Having a young Jesuit as a teacher naturally piques the interest of high school sophomores. Does it mean you can’t get married? Who do you live with? How long does it take to become a priest?
But the one part of Jesuit life that tends to provoke a strong response is that we go to Mass every day.
“Really?!” they usually ask in disbelief.
In many parts of the world, the response would be “Really?! Where?” or “Really?! Wow, you’re lucky”, because Christians could be killed for going to Mass.
But here the sense of the response was more like “Really?! Why would you do that?”
That’s understandable. Ask anyone who doesn’t regularly go to Mass why they don’t and one of the top answers you will get among youth is because it’s boring (among young adults, that response turns into “I don’t really get anything out of it”).
Who can blame them for that answer? We go to the movies to be entertained. We go to concerts or the opera to enjoy music. We go to sporting events to watch our team beat their/our opponents. As spectators, we expect to sit back and get something out of the performance, or else it’s a waste of our time.
However, seeing the Mass as a performance at which we are merely spectators misses the point. Mass is about how we participate actively in remembering and celebrating our purpose in life: eternal life with God.
Recently, the media picked up on some comments Pope Francis made about the liturgy, fuelling the flames of an apparently ongoing “liturgical war” between two camps. One camp is caricatured as wanting to bring back the form of the Mass celebrated only in Latin, with Gregorian chant, incense, and all the bells (literally) and whistles (figuratively), and with the congregation mostly in silence. The other camp is caricatured as wanting Masses celebrated in every language you can think of, clapping and dancing, a band consisting of guitars and tambourines, where Marty Haugen’s “All Are Welcome” is sung every week.
Some of the most important words in Mass are, “Go forth, the Mass is ended.” Upon hearing these words, we the Church exclaim “Thanks be to God!” not because we’re glad Mass is over, but because having experienced the joy of our destiny of eternal life with God, we can’t help but start living it out. In the words of the Irish Benedictine monk Blessed Columba Marmion, we can’t help but get caught up in the “divine current,” which rushes us towards God, starting from the Eucharist at Mass to encountering our Creator in his creation.

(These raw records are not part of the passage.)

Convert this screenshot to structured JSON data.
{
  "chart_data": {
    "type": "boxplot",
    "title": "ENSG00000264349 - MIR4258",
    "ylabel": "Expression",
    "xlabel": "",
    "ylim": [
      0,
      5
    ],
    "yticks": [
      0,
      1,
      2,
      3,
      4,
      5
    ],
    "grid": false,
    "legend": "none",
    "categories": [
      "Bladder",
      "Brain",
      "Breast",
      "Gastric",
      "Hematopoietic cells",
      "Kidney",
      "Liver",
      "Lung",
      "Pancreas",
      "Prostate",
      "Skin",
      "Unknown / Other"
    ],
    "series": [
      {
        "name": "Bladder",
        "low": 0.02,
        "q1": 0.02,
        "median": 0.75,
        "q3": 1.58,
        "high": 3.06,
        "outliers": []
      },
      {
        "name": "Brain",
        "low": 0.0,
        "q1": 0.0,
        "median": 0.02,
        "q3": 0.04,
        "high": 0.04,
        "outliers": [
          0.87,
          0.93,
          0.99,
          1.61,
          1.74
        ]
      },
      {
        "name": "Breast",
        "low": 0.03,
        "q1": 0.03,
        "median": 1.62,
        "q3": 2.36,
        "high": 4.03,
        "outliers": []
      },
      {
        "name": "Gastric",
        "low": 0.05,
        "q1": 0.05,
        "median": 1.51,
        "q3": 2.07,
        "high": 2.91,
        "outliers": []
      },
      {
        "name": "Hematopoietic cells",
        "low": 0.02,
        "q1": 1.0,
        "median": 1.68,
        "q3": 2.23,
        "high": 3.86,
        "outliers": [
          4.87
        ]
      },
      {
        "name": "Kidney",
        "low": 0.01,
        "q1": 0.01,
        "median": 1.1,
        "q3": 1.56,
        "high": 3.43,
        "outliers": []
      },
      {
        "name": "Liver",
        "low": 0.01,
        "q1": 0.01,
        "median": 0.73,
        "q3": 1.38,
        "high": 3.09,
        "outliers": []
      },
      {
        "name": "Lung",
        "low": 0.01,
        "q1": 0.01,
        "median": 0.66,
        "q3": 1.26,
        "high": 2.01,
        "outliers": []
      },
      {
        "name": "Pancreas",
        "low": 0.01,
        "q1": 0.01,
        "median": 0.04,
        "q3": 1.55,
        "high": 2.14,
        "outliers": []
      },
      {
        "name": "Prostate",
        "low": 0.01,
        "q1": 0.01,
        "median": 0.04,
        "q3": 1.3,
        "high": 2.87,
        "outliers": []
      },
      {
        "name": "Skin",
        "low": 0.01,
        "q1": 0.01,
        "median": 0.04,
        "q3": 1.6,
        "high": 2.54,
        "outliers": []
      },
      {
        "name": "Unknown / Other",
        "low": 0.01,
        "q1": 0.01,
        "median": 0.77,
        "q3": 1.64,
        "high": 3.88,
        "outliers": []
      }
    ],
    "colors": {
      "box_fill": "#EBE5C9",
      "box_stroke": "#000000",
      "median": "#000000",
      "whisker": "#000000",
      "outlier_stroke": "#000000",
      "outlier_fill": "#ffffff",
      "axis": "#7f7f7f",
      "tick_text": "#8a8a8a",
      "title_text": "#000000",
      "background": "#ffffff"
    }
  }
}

The focus of liturgy is therefore primarily on what God has done for humankind and how he invites us to actively participate in it. Jesus came to serve especially those whom society ignores.3 How do we participate in this ministry of mercy? Jesus came to proclaim the Kingdom of God.4 How do we prophetically proclaim this same Good News that Jesus redeemed all of us, the children of God? Just as we offer up bread and wine to God during Mass with the priest, are we offering up our own lives to God the other 167 hours of the week?
I hope so, because that’s really what being an Ignatian “contemplative in action” means. It doesn’t mean that we have quiet time and busy time; that would just mean we are at times contemplative and at other times at work. Being a contemplative in action means that, while we recognize the importance and necessity of quiet personal prayer, we live out that prayer. Similarly, as Christians, we must live out our communal prayer at Sunday Mass. After all, the Eucharist is a Sacrament, a visible sign of an unseen reality. When we receive Communion, it is a visible sign of the unseen reality that God has chosen us to be with him eternally and we have chosen to respond to his love.
Are there problems with the liturgy that need further discussion? Absolutely.5 But while we wait for the theologians to figure it out, we can begin and continue to participate actively in liturgical life – a life that is a ceaseless giving of ourselves to God in every thought, word, and action of ours. Only then will the “work of the people” as liturgy take root in the deeper meaning arising out of the Second Vatican Council.
Who knows, maybe what we experience just might surprise us enough to make us want to ask Jesus, “Really?”